They say all good must come to an end, right? Unfortunately, that includes friendships. There comes a time where you realise that you have outgrown a friendship and sometimes it may be a difficult pill to swallow because of how many memories that friendship holds or how many takeaways and ice-cream you have devoured when times got tough but honey if the stars don’t align, let it go.
Now the inspiration for this post? My current situation. After leaving my hometown for a university, I have been able to become to realise my full potential and value as a woman and figure out my career ambitions and interests. Growing up in central London can be really consuming and difficult to be your true self because being pretentious is the norm so people are willing to alter their character in order to “fit in” so the choice to move to a smaller town, although scary, was the best decision for me. However, studying for an extra year means that most of my friends have graduated and have now settled in at their jobs and is gradually moving on with life while I’m playing catchup whenever we do visit each other, there’s a growing disconnect between us. Communication is now sporadic and overall everything just feels a bit one-sided and forced.
If you have had a similar experience, you would know that it’s an awful feeling of knowing that the blossoming friendship that once existed is not one’s priority to upkeep making you wonder where it all went wrong? Arguments? Nope Distance? Maybe but unlikely Men? Oh hell no! Growth?…perhaps. As mentioned in the previous paragraph, we experience different phases in our lives and for us to proceed into the next chapter of our lives we have to transition ourselves in order to prepare for what (we predict) is to happen. Throughout this transitional period, your outlook will begin to adjust also which may differ from your friends and as a consequence may play a role in your separation.
Is this a bad thing?
Not at all! IT IS APART OF LIFE! Life is a journey, not everybody is meant to be in your life forever – some are brought to cause havoc (and teach you a lesson) and some are meant to spice it up (inspire and support you whilst putting a smile on your face) then leave. People have this thinking that friendships have to end on a rough patch but growth means seeing things for what they are, accepting them and moving on. If you think there is a deeper matter to be discussed, go ahead but if not then why force it?

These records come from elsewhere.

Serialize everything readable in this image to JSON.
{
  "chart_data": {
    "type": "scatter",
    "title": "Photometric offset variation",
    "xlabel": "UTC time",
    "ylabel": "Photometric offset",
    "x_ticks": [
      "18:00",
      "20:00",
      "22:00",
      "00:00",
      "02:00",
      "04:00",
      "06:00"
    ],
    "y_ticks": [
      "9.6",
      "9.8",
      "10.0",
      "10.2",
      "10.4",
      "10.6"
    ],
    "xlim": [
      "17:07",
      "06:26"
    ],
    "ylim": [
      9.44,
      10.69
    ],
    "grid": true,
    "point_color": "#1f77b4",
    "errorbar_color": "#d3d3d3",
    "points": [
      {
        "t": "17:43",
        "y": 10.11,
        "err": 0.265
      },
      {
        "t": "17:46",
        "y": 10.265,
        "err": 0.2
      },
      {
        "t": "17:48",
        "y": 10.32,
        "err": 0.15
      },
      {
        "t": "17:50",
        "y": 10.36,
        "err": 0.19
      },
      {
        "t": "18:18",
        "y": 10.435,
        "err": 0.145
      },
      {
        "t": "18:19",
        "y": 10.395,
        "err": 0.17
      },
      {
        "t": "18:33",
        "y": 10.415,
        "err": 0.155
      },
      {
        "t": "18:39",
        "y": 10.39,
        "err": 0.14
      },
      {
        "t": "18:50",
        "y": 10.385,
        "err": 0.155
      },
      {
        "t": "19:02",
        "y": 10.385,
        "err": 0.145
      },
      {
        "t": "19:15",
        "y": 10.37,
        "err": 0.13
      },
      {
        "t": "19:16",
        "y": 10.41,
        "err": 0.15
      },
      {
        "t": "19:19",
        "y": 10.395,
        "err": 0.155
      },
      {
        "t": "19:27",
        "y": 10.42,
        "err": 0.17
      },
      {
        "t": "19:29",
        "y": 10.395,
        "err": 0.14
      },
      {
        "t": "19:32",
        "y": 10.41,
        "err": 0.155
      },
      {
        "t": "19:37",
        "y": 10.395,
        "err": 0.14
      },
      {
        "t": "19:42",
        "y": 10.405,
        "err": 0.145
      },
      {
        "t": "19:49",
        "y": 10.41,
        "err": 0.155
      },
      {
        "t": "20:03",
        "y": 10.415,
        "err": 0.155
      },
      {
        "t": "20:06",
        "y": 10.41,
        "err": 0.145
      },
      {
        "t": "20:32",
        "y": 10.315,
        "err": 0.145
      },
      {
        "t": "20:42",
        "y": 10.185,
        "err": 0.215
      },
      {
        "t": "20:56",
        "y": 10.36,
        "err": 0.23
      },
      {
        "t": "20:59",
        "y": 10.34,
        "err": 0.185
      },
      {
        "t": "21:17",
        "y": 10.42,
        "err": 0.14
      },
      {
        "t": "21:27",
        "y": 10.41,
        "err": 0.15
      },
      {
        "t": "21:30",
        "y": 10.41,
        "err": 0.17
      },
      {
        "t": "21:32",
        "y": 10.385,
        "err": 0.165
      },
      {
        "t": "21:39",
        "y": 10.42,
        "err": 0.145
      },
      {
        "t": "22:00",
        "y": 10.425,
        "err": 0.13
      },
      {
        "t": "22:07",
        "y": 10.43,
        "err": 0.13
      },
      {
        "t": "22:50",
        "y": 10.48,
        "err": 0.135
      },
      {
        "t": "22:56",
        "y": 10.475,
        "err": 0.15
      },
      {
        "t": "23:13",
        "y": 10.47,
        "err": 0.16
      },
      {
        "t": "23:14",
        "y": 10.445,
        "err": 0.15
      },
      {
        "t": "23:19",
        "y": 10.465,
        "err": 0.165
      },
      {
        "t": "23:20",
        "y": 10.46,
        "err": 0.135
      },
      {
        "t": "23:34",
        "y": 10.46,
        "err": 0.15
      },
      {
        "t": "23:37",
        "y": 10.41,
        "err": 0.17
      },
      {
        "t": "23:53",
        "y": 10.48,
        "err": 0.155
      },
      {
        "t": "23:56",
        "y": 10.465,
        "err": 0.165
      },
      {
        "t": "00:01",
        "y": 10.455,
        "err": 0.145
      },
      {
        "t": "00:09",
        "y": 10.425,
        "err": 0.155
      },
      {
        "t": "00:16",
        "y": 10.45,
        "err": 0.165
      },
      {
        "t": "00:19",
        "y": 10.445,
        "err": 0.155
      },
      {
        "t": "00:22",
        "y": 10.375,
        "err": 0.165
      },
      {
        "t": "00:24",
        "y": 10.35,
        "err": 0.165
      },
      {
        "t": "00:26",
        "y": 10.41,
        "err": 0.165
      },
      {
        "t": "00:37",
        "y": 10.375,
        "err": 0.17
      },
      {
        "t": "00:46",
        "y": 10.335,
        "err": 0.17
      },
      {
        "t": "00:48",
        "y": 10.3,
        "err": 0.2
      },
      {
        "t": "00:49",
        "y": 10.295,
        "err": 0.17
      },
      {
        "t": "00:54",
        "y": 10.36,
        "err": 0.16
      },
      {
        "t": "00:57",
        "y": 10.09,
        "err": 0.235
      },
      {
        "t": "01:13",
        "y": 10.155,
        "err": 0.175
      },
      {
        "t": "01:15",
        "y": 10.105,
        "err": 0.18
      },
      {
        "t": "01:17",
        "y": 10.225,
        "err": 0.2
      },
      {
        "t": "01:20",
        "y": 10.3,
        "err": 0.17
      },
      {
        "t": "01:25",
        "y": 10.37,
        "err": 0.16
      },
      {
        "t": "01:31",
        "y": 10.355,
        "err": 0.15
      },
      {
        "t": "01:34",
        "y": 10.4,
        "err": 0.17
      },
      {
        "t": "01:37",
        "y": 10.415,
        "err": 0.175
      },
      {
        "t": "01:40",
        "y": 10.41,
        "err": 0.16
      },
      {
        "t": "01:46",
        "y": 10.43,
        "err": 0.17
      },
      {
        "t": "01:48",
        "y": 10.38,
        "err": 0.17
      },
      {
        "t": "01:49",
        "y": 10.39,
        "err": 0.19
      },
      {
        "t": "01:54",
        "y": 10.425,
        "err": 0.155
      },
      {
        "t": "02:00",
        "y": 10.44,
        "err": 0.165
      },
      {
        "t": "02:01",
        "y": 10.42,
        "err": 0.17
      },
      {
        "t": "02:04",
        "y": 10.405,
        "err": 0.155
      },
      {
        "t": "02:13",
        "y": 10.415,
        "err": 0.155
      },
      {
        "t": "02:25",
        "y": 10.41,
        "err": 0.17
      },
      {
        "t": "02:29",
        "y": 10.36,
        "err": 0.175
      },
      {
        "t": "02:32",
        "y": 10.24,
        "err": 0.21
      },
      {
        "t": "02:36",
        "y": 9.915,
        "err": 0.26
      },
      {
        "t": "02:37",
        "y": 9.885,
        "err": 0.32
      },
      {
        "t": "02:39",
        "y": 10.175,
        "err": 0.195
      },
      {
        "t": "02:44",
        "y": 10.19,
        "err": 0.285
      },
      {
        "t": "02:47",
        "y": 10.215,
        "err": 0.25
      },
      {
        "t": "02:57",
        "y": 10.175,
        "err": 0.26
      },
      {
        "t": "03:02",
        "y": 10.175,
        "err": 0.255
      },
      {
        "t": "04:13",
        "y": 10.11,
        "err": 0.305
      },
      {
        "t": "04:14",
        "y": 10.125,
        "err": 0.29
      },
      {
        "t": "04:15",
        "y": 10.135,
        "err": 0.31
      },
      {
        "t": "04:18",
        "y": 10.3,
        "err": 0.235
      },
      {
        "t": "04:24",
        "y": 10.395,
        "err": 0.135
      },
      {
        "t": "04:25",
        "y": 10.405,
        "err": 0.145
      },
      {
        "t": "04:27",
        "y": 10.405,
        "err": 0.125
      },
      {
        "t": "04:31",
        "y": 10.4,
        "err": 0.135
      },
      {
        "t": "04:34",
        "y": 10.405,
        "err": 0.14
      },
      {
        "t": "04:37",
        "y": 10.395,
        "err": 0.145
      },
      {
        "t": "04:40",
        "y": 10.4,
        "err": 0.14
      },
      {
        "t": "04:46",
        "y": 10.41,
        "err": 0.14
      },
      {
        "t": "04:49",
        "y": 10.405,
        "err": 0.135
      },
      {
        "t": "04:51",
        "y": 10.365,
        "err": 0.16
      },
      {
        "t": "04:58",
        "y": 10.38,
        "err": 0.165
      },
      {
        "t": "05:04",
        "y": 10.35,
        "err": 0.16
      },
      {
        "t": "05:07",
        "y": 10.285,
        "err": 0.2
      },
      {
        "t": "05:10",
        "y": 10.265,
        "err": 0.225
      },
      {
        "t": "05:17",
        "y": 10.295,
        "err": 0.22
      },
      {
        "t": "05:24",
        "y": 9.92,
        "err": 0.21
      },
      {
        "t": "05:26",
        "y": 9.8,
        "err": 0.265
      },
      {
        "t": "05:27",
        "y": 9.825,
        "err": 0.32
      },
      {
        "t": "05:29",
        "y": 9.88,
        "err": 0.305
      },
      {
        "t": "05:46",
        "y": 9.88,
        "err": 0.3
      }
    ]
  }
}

Being that I am now in my final year at university, I feel as if I’m entering a transitional phase. I am not the same person I was two years ago, everything from my mindset, mannerisms to the type of environment I engage in has changed and I have noticed that the same girls (I have little to no guy friends lol) that I went to school with or have been a voluntary life therapist in most cases rarely contact me unless I make the first move which pretty much sucks but letting them go is better than dragging them along with me.
That’s all I have to say really. Moral of the blog post is: Do not force something that is not there anymore. Accept it and walk away. Then in future aim to build a supportive network of friends that can allow you to be the best person you can be, uplift you when you are down, be a cheerleader when you win and overall be an asset in your growth journey.